September 24, 2009

We're in escrow!!!

We are so excited! This is the house we will be moving in to in about a month. It's our dream house!

September 19, 2009

Even shorter!

I had my hair cut even shorter today. I love it. Rob says it's 'sassy'.


September 16, 2009

CIGNA sucks!

Luckily my stomach pain has improved and we are thinking I must have a torn muscle wall. We also figured out what the bleeding was. Nothing too serious. But with my constant stomach ailments and family history of intestinal problems my doctor thought it was best if I have a CT scan first before possibly having a colonoscopy. A CT scan is less invasive and can see things that might be going on other than in the intestines such as my liver, gallbladder etc. CIGNA did not agree and would not approve my CT scan. CIGNA is making me hate them EVEN MORE than I did before.

I don't want to sound ungrateful. I am happy I have insurance. I know not everybody does and things could be worse but the whole insurance propaganda bullshit is starting to get to me.


Here is an interesting article:

LIVING WITH CANCER, DYING WITH
INSURANCE.

A very long month ago, I woke up in my sunny Brooklyn apartment with this thought: I am going to die. The next thought was no less comforting: I am dying.

I am turning thirty in a few days, but i have had cancer for ten years. I went for my regular test at Sloan-Kettering a month ago, and I thought to myself over and over before submitting to the general anesthesia, "All I want for my 30th birthday is a clean scan. Good news, good news, good new--" and that's where I stop remembering. When I came to, four hours later, some part of my brain was still repeating "Good news good news good news." But I was wrong.

I found out that I have to start chemotherapy again. I remember 2001, having a biopsy of a large tumor in my hip joint on my birthday. I remember singing a dirge-like "Happy Birthday" under my breath to myself, alone with the doctors, shaking uncontrollably from the medication coursing through my veins in that freezing cold operating room.

But it was not having cancer for a decade, not finding out I had more cancer after already dealing with cancer every day, that made me think I was dying.

I was wondering how to pay Oxford.

A month ago, I did not know what would happen if I lost my medical insurance. Maintaining it seemed so necessary, it had such a stranglehold on my life, that it was and is all that I think about. My coverage was running out fast. Without it, and with my bank account already drained from a year and a half of COBRA payments, I thought the only possible resolution to my situation was that I would slip through the cracks, and I would die. Now, I was looking at an individual insurance policy on the open market and finding it would cost $2,600 a month. Now, I was talking to a social worker who told me I would have to move into a shelter to qualify for Medicaid.

And now, I was talking to a woman in Arkansas on the phone, whom I called as part of a phone bank to urge her to call her senator, Blanche Lincoln, and ask her to support a public opinion. Now I listened as she told me that she "did not believe in anything Obama stood for "and that the answer to my predicament was not the government insuring it's citizens, treating health care as a UNIVERSAL HUMAN RIGHT, but instead that God would help me.

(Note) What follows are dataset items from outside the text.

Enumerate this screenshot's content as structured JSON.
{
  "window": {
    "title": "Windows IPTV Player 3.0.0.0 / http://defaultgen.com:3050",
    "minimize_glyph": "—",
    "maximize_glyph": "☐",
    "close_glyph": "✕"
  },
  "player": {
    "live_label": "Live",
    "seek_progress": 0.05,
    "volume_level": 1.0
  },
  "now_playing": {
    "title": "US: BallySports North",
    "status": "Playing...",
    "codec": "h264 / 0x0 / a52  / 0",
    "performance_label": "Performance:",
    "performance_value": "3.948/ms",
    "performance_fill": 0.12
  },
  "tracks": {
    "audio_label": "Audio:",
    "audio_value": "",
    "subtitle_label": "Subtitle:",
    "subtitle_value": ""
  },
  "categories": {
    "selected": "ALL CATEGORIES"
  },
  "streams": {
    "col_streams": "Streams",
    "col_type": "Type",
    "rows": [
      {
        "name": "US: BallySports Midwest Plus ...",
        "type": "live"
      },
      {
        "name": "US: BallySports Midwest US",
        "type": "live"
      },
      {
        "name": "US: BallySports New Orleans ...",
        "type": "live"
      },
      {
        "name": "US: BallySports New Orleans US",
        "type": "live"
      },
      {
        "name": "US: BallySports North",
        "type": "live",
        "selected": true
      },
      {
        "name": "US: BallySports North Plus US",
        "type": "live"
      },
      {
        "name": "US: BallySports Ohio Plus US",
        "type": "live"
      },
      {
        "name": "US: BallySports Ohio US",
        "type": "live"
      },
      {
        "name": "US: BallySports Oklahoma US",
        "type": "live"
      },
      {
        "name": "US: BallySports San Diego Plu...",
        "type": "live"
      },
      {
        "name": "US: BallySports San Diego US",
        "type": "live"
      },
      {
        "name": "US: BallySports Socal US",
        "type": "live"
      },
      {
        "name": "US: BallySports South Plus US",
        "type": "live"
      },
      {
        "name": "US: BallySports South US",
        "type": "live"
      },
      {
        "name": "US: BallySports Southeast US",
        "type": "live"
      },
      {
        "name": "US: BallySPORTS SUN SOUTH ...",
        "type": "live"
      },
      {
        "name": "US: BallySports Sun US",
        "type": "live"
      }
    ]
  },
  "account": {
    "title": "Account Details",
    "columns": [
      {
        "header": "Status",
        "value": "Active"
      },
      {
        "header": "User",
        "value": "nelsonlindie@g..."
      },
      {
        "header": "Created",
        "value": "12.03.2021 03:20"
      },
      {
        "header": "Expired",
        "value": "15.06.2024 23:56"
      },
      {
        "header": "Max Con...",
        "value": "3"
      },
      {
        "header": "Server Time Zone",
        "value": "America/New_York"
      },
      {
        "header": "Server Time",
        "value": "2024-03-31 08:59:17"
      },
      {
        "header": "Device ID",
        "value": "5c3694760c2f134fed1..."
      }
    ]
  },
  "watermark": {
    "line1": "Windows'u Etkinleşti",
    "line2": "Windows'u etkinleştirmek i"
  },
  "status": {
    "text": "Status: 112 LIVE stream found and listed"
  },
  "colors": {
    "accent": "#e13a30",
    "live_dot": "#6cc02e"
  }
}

I don't exactly know why I can live and thrive with cancer, but am reduced to such unadulterated fear when it comes to maintaining my insurance coverage. Having cancer? I've been brave and strong and fierce. Losing the only way to maintain my fleeting health? I can't face it. I'm reading this blog, reading about people who have died because they do not have insurance, who have died trying. Will I be one of them?

September 9, 2009

Hoping for a hemorrhoid

It's time. Time to face my BIGGEST FEAR ever! I have to have a colonoscopy. I have symptoms that are raising red flags and need further investigation. We need to rule out the bad stuff like colon cancer, rectal cancer, crohn's disease, ulcerative colitis and irritable bowel syndrome. I've had abdominal pain for a week now and bleeding off and on for a month. Plus other lovely things that go on daily that I won't get in to here. Being abnormal is normal to me.

My mother had crohn's disease. She died when she was only 42. I was 19. I spent my entire childhood worrying about her and watching her suffer horribly. I saw her lose weight, vomit uncontrollably, have over 20 surgeries and deal with a colostomy bag. She had tumors and ulcers and was in a coma for 3 days. She went through hell. I went through hell with her. The thought of me ever being sick, terminally ill, terrifies me to tears.

So I must have a colonoscopy whether I want one or not. I am hoping it's just a hemorrhoid that is causing the bleeding. I am hoping it's just irritable bowel causing the pain but I am scared to death that it's more than that. That it's something that will torture me and eventually kill me someday.

I have my consultation appointment with doctor number 2 tomorrow and I think I'll make my colonoscopy appointment then. Sounds like a blast! I can't eat at all the day before. I can only drink water. I will also have to drink something that makes me clean my intestines out and they might give me an additional enema before the procedure. Oh what fun!